Ce projet, amorcé en 2008, s’inscrit dans une vision globale qui vise à renforcer la résilience de l’agriculture dans la région, tout en répondant aux enjeux de raréfaction de l’eau. L’infrastructure comprend notamment un adducteur sous pression long de 22,6 kilomètres, un réseau de distribution s’étalant sur 127 kilomètres, ainsi qu’un bassin de régulation d’une capacité de 12.000 mètres cubes. Autant d’éléments qui illustrent une volonté claire de moderniser les systèmes d’irrigation pour mieux valoriser les ressources hydriques disponibles.
À travers ce chantier, le gouvernement ambitionne de valoriser près de 30 millions de mètres cubes d’eau par an issus du barrage Kaddoussa. Une ressource précieuse qui permettra d’assurer une irrigation efficace sur 5.000 hectares, incluant 825 hectares de palmeraies traditionnelles et 4.175 hectares de nouvelles zones agricoles. Ces superficies, désormais équipées en irrigation localisée, ouvriront la voie à une meilleure gestion de l’eau et à une valorisation durable des terres collectives.
Les retombées sociales du projet sont tout aussi significatives. Quelque 16.600 personnes en bénéficieront directement, notamment les habitants des communes de Oued Naam, les exploitants agricoles ayants droit et des promoteurs privés engagés dans le développement rural.
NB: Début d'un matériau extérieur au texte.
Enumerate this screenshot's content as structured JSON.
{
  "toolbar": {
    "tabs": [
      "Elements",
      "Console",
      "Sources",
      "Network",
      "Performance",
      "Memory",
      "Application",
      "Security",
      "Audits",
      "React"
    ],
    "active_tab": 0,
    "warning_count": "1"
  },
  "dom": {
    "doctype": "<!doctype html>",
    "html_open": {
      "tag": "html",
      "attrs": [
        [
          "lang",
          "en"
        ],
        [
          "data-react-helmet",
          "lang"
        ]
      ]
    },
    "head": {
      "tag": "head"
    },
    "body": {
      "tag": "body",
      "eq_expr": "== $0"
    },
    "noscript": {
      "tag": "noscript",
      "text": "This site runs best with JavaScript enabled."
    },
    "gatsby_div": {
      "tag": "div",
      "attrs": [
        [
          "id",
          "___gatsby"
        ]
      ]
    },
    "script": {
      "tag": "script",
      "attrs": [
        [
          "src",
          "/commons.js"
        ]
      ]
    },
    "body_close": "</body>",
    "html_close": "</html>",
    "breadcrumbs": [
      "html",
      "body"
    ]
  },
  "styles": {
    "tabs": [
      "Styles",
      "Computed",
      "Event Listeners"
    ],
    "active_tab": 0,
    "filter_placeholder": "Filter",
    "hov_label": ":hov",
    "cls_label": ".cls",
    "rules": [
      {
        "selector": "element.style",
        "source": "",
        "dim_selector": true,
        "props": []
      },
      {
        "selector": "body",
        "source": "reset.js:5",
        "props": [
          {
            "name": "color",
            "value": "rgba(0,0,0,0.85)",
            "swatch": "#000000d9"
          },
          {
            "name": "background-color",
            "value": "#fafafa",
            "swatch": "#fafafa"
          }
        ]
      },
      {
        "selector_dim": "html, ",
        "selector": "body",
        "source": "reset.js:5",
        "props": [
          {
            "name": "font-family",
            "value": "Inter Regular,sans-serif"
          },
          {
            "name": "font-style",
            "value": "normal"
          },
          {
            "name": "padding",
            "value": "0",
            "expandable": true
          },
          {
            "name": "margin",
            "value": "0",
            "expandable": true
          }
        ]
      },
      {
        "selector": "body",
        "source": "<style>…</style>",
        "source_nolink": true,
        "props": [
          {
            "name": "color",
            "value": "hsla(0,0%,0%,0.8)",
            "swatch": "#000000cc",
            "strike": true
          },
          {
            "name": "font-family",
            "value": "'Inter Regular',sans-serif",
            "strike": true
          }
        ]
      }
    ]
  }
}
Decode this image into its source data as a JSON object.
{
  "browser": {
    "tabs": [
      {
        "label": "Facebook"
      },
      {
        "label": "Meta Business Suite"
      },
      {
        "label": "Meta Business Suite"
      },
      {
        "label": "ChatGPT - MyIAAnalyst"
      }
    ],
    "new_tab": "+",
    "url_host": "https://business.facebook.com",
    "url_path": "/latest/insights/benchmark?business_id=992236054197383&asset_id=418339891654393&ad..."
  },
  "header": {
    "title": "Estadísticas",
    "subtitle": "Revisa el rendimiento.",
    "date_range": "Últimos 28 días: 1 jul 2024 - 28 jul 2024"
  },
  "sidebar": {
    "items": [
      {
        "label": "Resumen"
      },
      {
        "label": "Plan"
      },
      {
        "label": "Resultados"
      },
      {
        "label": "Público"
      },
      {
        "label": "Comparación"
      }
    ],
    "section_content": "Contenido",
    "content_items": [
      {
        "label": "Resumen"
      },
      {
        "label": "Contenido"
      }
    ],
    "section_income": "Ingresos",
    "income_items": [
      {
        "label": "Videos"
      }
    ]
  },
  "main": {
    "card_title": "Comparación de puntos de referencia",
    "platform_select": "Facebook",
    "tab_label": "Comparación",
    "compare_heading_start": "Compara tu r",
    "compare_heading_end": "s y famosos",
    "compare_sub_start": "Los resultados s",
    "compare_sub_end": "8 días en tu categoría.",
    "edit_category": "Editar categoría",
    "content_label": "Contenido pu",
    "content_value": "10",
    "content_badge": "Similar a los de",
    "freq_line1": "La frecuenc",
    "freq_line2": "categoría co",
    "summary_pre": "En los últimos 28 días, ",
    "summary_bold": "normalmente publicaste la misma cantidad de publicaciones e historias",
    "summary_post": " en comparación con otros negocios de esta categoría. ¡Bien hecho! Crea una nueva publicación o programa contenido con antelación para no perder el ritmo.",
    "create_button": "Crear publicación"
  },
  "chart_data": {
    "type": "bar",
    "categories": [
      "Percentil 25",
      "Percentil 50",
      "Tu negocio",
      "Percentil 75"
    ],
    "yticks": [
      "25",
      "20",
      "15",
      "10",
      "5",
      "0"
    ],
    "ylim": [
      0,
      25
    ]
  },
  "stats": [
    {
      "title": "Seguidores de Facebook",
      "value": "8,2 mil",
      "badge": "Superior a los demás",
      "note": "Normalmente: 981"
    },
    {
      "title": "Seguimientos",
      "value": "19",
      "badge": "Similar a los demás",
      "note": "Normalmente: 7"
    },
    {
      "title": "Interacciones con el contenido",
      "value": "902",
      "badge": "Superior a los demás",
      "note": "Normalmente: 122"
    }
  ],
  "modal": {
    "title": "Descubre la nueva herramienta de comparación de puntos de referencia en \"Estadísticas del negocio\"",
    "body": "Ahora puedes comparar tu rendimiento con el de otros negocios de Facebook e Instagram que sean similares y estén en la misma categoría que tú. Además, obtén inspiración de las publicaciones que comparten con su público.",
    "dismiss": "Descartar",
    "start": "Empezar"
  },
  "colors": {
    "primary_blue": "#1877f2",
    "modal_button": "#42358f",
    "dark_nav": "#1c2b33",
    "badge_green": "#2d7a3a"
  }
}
Plus de 3,6 millions de journées de travail ont déjà été générées durant les phases de chantier, sans compter les opportunités futures liées à l’exploitation agricole.
Le financement de ce projet, qui avoisine 1 milliard de dirhams, repose sur une synergie entre l’État (37 %), l’Agence Française de Développement (42 %) et le Fonds Vert pour le Climat (21 %). Une configuration qui reflète l’importance stratégique de cette initiative dans le cadre des engagements nationaux et internationaux en matière de lutte contre le changement climatique et de sécurisation de l’eau.
En parallèle au volet infrastructurel, le ministère a mis en place plusieurs mesures d’accompagnement en faveur des agriculteurs. Un total de 139 projets, soutenus à hauteur de 30 millions de dirhams, a été lancé pour dynamiser l’économie locale, notamment à travers le soutien aux jeunes, aux coopératives et aux associations. Ces actions visent à encourager les bonnes pratiques agricoles et à consolider la résilience des oasis face aux aléas climatiques.
Parmi les autres étapes de la visite, le ministre a inauguré, au niveau de la palmeraie de Tazouguert, un seuil de dérivation destiné à capter les eaux des bassins intermédiaires et à renforcer la recharge de la nappe phréatique. Trois autres seuils similaires ont été réalisés dans la région dans le cadre du même projet.
Sur le terrain, la visite s’est poursuivie par l’inspection d’exploitations agricoles raccordées au réseau via 77 prises d’eau collectives, et la mise en eau d’une palmeraie réhabilitée à Taous. Cette dernière s’inscrit dans un programme plus large de réhabilitation de sept oasis, ayant permis la rénovation de 43 km de séguias, 7,5 km de khettaras, la réalisation de 12 prises d’eau et l’équipement de sept forages, pour un montant global de 62,74 millions de dirhams.
La journée s’est achevée par le lancement de l’irrigation dans une exploitation spécialisée dans la culture et la valorisation des dattes, témoignant de la volonté d’encourager des filières porteuses dans la région.